Wikipedia Parsing Tools - roeiba/WikiRep GitHub Wiki

List of tools, which can be used to parse wikipedia

Used tools

Wiki markup parser [MWParserFromHell] (https://github.com/earwig/mwparserfromhell)

Wikipedia resources

[Online retrieve xml page] (http://en.wikipedia.org/wiki/Help:Export)
[Wikipedia database download] (http://en.wikipedia.org/wiki/Wikipedia:Database_download)

Wikipedia Extractor : [Online demo] (https://zvulon.pythonanywhere.com/wiki_xml_view?title=Knowledge)

The project uses the Italian Wikipedia as source of documents for several purposes: as training data and as source of data to be annotated.

The Wikipedia maintainers provide, each month, an XML dump of all documents in the database: it consists of a single XML file containing the whole encyclopedia, that can be used for various kinds of analysis, such as statistics, service lists, etc.

The Wikipedia extractor tool generates plain text from a Wikipedia database dump, discarding any other information or annotation present in Wikipedia pages, such as images, tables, references and lists.

[Pywikipediabot] (http://www.mediawiki.org/wiki/Manual:Pywikipediabot)

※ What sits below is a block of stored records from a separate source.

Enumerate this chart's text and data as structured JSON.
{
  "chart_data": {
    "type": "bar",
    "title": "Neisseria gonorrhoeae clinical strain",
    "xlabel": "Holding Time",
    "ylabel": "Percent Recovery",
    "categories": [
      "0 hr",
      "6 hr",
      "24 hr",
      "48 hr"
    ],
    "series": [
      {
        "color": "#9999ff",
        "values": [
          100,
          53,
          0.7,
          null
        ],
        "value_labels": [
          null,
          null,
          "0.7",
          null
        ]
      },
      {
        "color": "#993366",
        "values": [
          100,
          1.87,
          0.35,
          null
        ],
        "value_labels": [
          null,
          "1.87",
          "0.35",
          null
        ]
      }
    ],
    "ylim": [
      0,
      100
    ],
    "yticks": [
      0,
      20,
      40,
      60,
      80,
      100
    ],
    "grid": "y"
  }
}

The Python Wikipedia Robot Framework is a collection of tools made to fit the maintenance need on Wikipedia, but it can also be used on other MediaWiki sites. Originally designed for Wikipedia, it is now used throughout the Wikimedia Foundation's projects and on many other MediaWiki wikis.

Resorces

There is a trunk release that supports older mediawiki software. There is the rewrite branch of the Python Wikipedia Robot Framework. It features several improvements, such as full API usage and a pythonic package layout

[WikiPrep] (http://www.cs.technion.ac.il/~gabr/resources/code/wikiprep/)

Wikipedia is a terrific knowledge resource, and many recent studies in artificial intelligence, information retrieval and related fields used Wikipedia to endow computers with (some) human knowledge. Wikipedia dumps are publicly available in XML format, but they have a few shortcomings. First, they contain a lot of information that is often not used when Wikipedia texts are used as knowledge (e.g., ids of users who changed each article, timestamps of article modifications). On the other hand, the XML dumps do not contain a lot of useful information that could be inferred from the dump, such as link tables, category hierarchy, resolution of redirection links etc.

In the course of my Ph.D. work, I developed a fairly extensive preprocessor of the standard Wikipedia XML dump into my own extended XML format, which eliminates some information and adds other useful information.